I think what you want for this is more likely a REST API transform. You'll POST (rather than PUT) your document to /v1/documents?directory=/content/&extension=json&transform=verify -- assuming that you have created a transform called "verify". MarkLogic will then take care of generating a unique URI for you.
The transform can do whatever error checking you need and throw errors with appropriate HTTP error codes as needed. The transform runs before the document is inserted into the database, so throwing an error will prevent the insert.
Looks like you've already found this, but for other's benefit, Roxy provides scaffolding for REST extensions and REST transformations.
Do note that even though you're sending JSON, the transform will the XML representation of that JSON, which is how it will be stored internally.
EDIT
Responding to the later part of your questions...
Q: Is there a CURL command to test this transformation? A: Once you've installed the transform ("ml local deploy modules" with Roxy), you'll use a CURL command like how the transformation will really be used: POST to /v1/documents?...&transform=check.

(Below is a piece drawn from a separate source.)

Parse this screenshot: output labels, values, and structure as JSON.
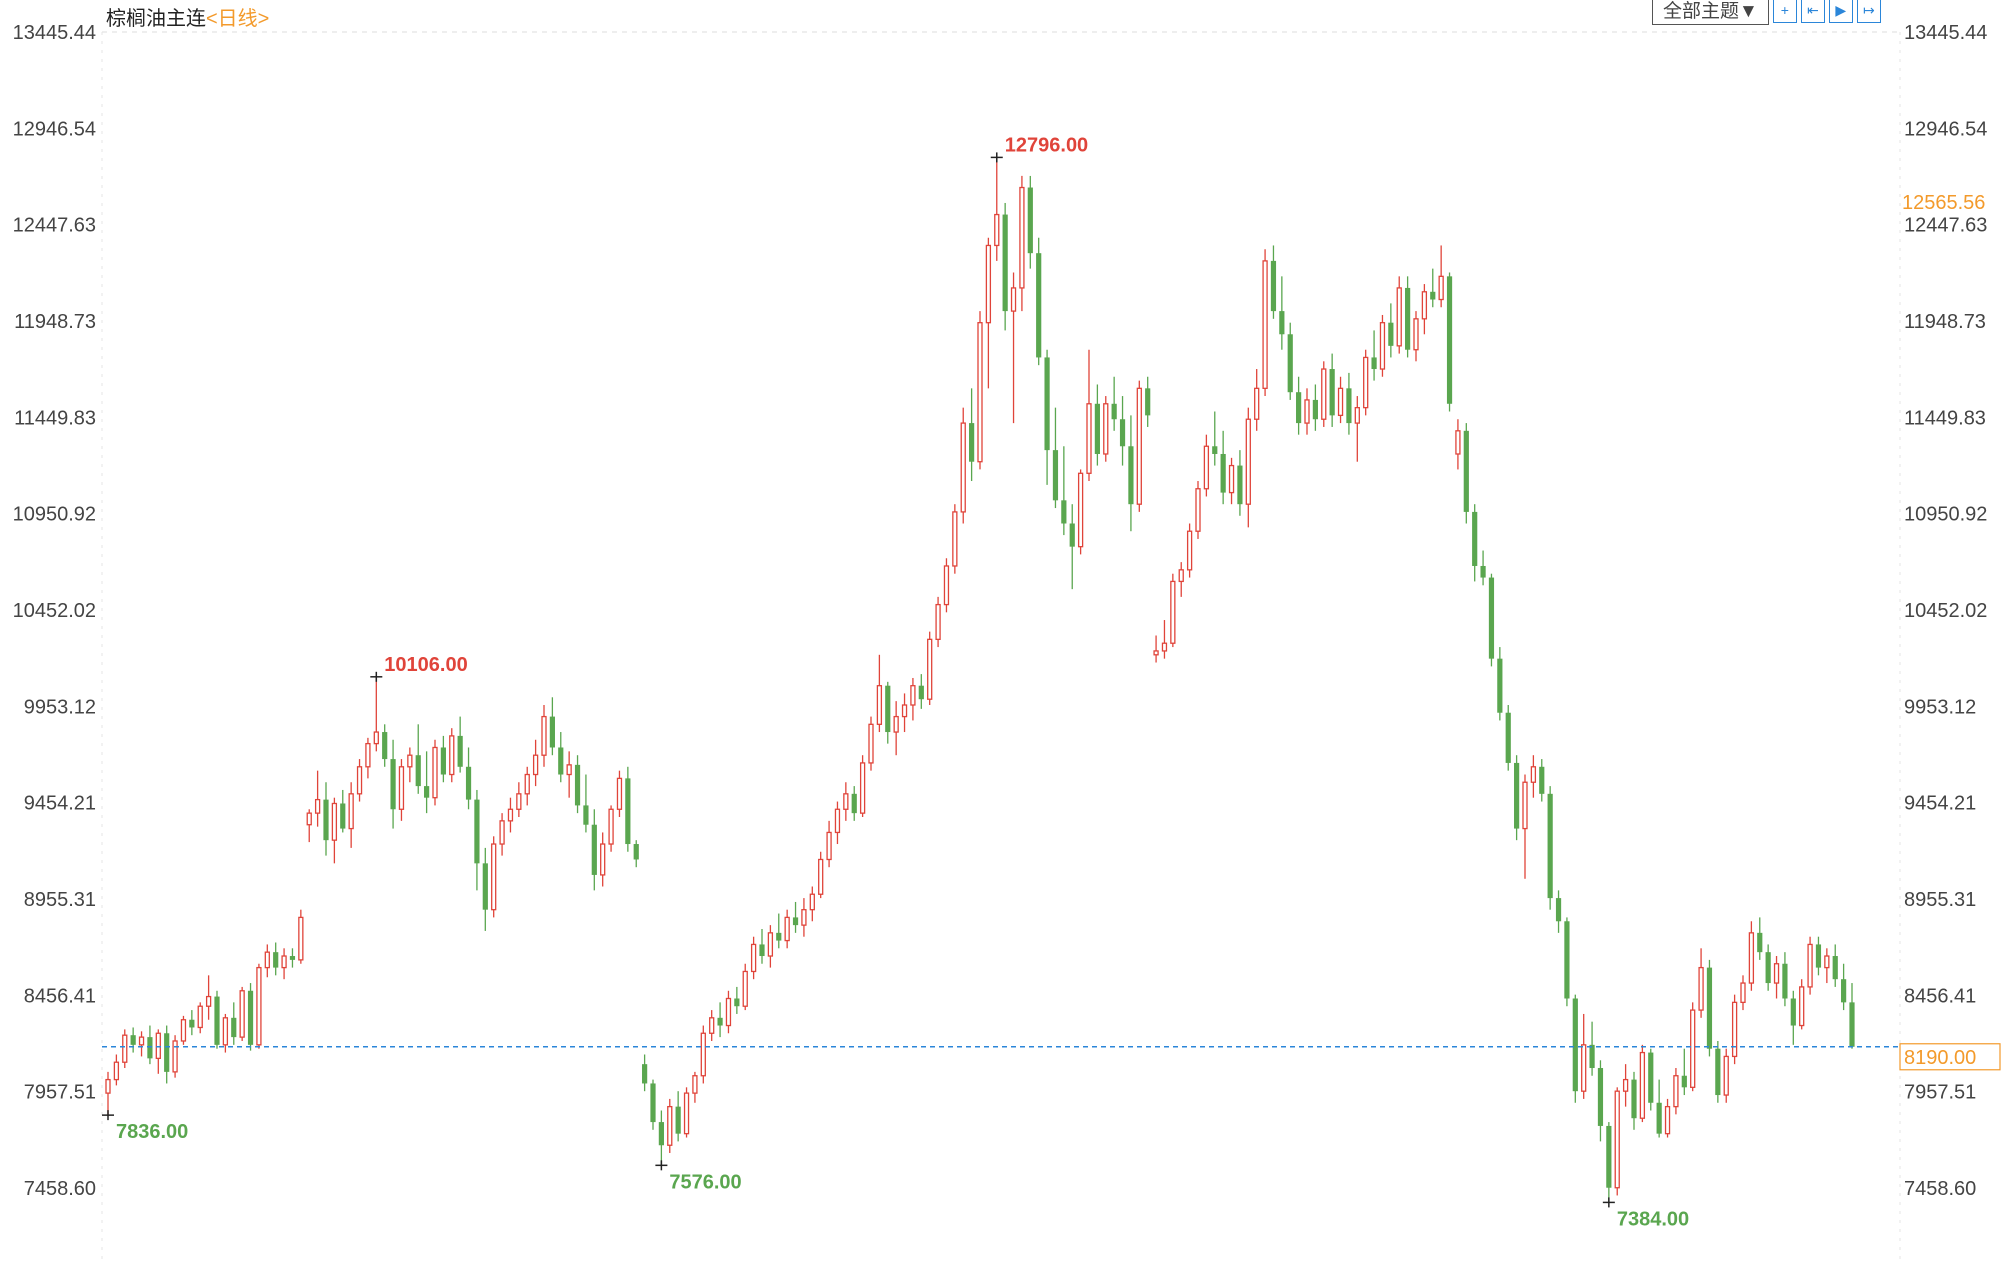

I like to use the POSTman Chrome plugin for that kind of testing; I believe there are similar tools for other browsers.
Q: And what to do with the 'then' part here, do I refer to another script for the handling of the file or do I include insert-document code here so this transformation is in place of an extension? A: Note the first bullet under Guidelines for Writing Transforms: "transforms typically should not have side-effects". There are exceptions of course, but remember that by posting to /v1/documents, the normal course is for the document to be inserted into the database. With your transform in place, the content returned from your transform is what will be inserted. Thus if the "then" part signifies that the document is good, just do "then $input". See the example of an ingestion transform. You don't need to do an insert-document.
Suppose, however, that you wanted to do some more sophisticated checking. You could pass the input node to a function defined in a library module, which would take $input as a parameter. Your function might then throw exceptions if there were errors, or even modify the input document if correctable problems are found. Your transform return the results of that function call. The nice thing about putting that functionality into a separate library module (which you can import normally) is that the functionality would be better isolated for testing.